Todo esto me parece evidente y nada anhelaría tanto como que mis evocaciones, paralelismos, intertextualidades y demás trucos retóricos aún fueran mucho más elocuentes. Pero mi insistencia en lo que desde el mismo día del atentado no ha dejado de ser sino un llamamiento a abandonar de una vez las medias tintas, a dejar de ponerle una vela a la democracia y otra a su subversión, a renunciar para siempre a mariantonietear -variante autodestructiva del borboneo- con una ETA que le exige dar la espalda a la «derecha fascista»... todos estos esfuerzos vuelven a desembocar en la melancolía cuando se abre paso la evidencia de los nuevos contactos, de la cita en toda regla y al máximo nivel mantenida la semana pasada entre el Partido Socialista de Euskadi y Batasuna. Eso vuelve a ser inteligencia con el enemigo. Eso equivale a dar el chivatazo a Petion y enviar las 150.000 libras a Danton y no ha podido hacerse sin conocimiento y autorización expresa de Zapatero.

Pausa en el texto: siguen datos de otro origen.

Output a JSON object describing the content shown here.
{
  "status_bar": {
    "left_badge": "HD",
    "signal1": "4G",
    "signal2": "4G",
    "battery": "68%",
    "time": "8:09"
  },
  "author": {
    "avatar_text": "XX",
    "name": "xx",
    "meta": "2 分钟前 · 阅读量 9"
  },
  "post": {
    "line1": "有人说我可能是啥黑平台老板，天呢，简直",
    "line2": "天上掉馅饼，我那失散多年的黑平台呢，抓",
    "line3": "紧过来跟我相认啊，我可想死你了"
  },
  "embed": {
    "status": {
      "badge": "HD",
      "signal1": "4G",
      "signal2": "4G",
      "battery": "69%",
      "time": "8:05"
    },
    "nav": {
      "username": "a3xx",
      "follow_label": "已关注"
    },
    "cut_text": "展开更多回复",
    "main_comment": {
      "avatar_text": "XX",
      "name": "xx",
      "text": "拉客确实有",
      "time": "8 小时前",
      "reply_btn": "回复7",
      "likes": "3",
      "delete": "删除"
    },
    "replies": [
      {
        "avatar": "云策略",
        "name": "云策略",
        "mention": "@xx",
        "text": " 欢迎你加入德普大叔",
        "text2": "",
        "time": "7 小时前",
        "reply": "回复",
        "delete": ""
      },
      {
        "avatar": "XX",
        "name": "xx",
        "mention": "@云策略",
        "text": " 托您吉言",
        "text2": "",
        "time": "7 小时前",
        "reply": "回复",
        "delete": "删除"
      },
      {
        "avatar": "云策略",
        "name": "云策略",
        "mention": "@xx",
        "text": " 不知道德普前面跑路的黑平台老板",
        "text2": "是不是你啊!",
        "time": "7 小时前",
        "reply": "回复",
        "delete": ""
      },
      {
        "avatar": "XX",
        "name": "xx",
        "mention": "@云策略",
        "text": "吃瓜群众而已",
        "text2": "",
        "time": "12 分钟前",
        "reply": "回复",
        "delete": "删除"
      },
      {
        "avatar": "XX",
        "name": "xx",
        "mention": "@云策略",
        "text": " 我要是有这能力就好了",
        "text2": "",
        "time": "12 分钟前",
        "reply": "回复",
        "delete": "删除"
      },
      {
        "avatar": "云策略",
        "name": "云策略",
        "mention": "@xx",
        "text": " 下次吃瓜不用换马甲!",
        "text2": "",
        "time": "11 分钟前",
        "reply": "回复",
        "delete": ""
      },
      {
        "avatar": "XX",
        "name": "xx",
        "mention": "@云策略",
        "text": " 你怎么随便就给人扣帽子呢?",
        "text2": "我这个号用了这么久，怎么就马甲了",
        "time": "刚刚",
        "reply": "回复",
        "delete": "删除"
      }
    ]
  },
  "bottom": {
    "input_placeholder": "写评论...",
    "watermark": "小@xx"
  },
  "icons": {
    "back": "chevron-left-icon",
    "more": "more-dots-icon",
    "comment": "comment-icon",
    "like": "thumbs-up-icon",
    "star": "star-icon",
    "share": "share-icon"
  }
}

No, el síndrome de María Antonieta no es el de la avidez por los pasteles, pamelas y zapatos, sino la disposición crónica a preferir el entendimiento con la fiera corrupia que te pretende devorar a la alianza con un leal adversario con el que un día u otro tendrás que volver a competir. He aquí el lema que hoy por hoy sigue decorando el escudo de armas de Zapatero: «Antes seré destruido por el separatismo terrorista que contribuiré a legitimar a un PP que me puede derrotar en buena lid». Quiera la diosa Selene que no sea también su epitafio político.

Pedro J. Ramírez, director de El Mundo.